Asked by dee

To determine which of the fractions are equivalent to 35, we can express each fraction in decimal form or cross-multiply to compare them with 35.

1. **35 as a fraction**:
- 35 can be expressed as \( \frac{35}{1} \).

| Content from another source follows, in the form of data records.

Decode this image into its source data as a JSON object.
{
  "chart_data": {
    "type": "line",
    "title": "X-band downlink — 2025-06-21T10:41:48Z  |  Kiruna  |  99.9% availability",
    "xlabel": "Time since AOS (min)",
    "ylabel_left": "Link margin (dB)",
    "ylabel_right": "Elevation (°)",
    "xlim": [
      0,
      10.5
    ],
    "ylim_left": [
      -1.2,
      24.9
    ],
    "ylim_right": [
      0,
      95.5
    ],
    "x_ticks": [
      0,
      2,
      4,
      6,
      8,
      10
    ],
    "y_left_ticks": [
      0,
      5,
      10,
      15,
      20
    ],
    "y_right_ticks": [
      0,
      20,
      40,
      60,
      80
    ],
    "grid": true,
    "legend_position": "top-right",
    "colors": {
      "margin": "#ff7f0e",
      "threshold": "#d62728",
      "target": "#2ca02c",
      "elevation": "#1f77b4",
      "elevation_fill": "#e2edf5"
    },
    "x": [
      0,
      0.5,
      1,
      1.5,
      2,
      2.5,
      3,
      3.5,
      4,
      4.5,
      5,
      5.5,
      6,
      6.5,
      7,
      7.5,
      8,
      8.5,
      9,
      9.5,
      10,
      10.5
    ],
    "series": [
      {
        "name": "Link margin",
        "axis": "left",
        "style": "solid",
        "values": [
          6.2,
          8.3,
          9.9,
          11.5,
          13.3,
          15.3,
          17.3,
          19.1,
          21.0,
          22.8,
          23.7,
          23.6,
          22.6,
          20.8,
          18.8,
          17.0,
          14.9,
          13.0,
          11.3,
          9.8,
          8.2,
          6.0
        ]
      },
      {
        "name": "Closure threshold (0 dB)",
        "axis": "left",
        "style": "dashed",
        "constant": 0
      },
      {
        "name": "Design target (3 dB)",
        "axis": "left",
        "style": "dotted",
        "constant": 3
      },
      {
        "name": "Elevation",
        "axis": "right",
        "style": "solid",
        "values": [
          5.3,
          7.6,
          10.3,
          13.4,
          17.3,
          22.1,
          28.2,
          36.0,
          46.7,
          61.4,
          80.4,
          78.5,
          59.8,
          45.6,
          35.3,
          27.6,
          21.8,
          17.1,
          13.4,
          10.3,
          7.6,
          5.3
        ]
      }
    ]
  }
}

Now let's analyze each option:

1. **\( \frac{1220}{208} \)**
- Simplifying: \( \frac{1220 \div 208}{208 \div 208} = \frac{35}{1} \)
- Equivalent to 35.

2. **\( \frac{108}{10} \)**
- Simplifying: \( \frac{108 \div 10.8}{10 \div 10.8} = \frac{10}{1} = 10.8 \)
- Not equivalent to 35.

3. **\( \frac{1215}{15} \)**
- Simplifying: \( \frac{1215 \div 15}{15 \div 15} = \frac{81}{1} = 81 \)
- Not equivalent to 35.

4. **\( \frac{5030}{50} \)**
- Simplifying: \( \frac{5030 \div 50.3}{50 \div 50.3} = \frac{100.6}{1} \)
- Not equivalent to 35.

5. **\( \frac{2135}{35} \)**
- Simplifying: \( \frac{2135 \div 35}{35 \div 35} = \frac{61}{1} = 61 \)
- Not equivalent to 35.

Therefore, the only fraction that is equivalent to 35 is **1220/208**.

To summarize:

- \( \frac{1220}{208} \) -> equivalent to 35
- \( \frac{108}{10} \) -> not equivalent
- \( \frac{1215}{15} \) -> not equivalent
- \( \frac{5030}{50} \) -> not equivalent
- \( \frac{2135}{35} \) -> not equivalent

Thus, there seems to be only one fraction equivalent to 35. If there were three intended to choose from, they may not have been listed correctly. Only **\( \frac{1220}{208} \)** is the fraction equivalent to 35 from the options given.